MEXICO | Wednesday, 19 December 2007 | Views [1164] | Comments [2]
Ode to Mexico City, D.F. (day-efay)I am no longer afraid.
This
urban beast, the capital of my beloved Mexico, the virtually
unavoidable axis used to intimidate me. It is enormous, dirty and
dangerous.
But now, it is mine.
Mexico City is a cacophony of contradictions.
It is the capital of corruption and culture.
A city where education and ingenuity mirror a poverty of wealth, where Mexican affection rubs a rough urban edge.
D.F., the mega-complex, where EVERYTHING, ANYTHING and NOTHING happen all in the same momento, en una vez.
It has been called a parasite; sucking water, resources, clean air and people from far and wide.
It is the haven, they say, of crime, kidnapping and piracy.
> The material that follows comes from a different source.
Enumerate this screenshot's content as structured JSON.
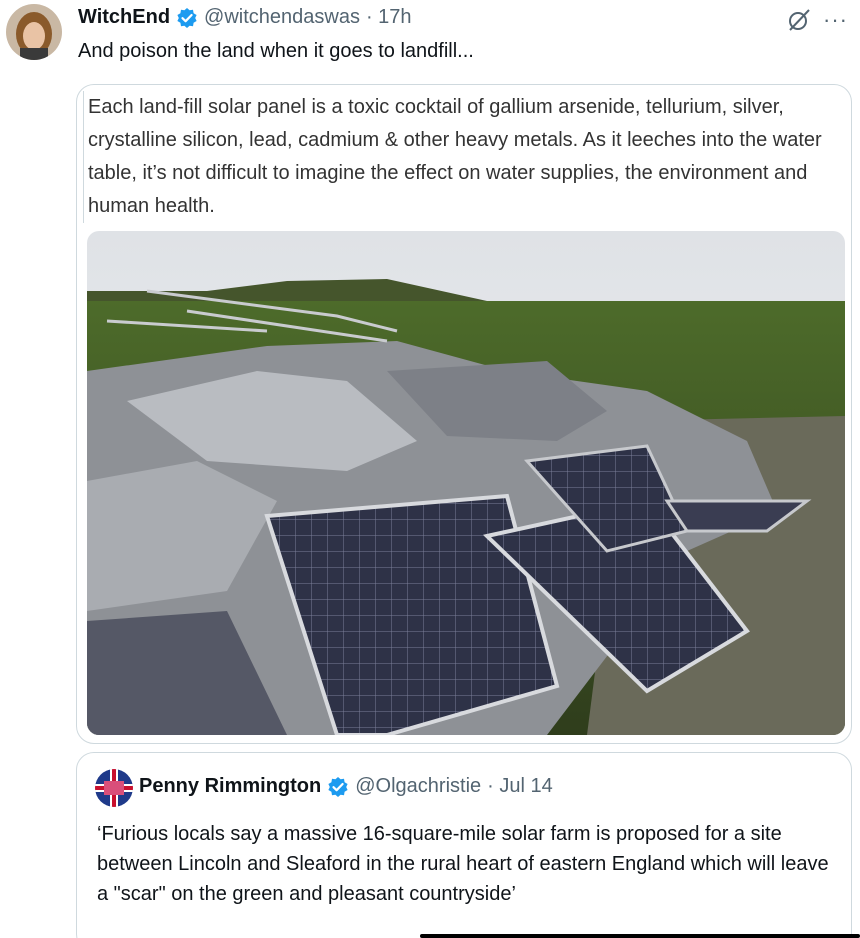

It is dirty, smelly and raw.
At the same time, it is a relic, a living museum, a defining piece of world history over 700 years old.
Mexico City, the center of two once great, prospering empires built one atop of another.
The Spanish smothering the Aztec.
Zocálo atop Plaza Mayor.
Cathedral atop temple.
Palacio atop palace.
Beautiful
buildings built from bloodshed now sit sinking on their uneven
foundations as the new Mexican market, the new Mexican empire struggles
as it flourishes.
D.F. is a literal, metaphorical and physical feast for the senses and it is all about la venta, the sale.
The
grey, smog-stained structures erupt with color at street-level: red,
blue, yellow, green, a rainbow of tarps, umbrellas and make-shift
markets.
You can buy anything in this city in a store or on the street, en la calle.
The
street is usually quicker, cheaper and more crowded than the stores,
anything you can think of and a couple of things you never imagined are
pesos away and around every corner.
Silence is the only elusive commodity. Between car horns, whistles, cat-calls, sirens and sing-songy street vendors, "¡Apesoapesoapeso! ¡Barabarabara! ¡Paselepaselepasele!" hawking their wares.
One
may think to escape to a church or cathedral to find a reverent
noiselessness, but here in Mexico, faith and prayer have a permeating
whisper all their own.
D.F. is fumes, food and sewer.
It is a place for the tolerant and the forgiving.
Mexico City must be forgiven for its filth and feo-ness, so it may be awed and admired for its pride and grace.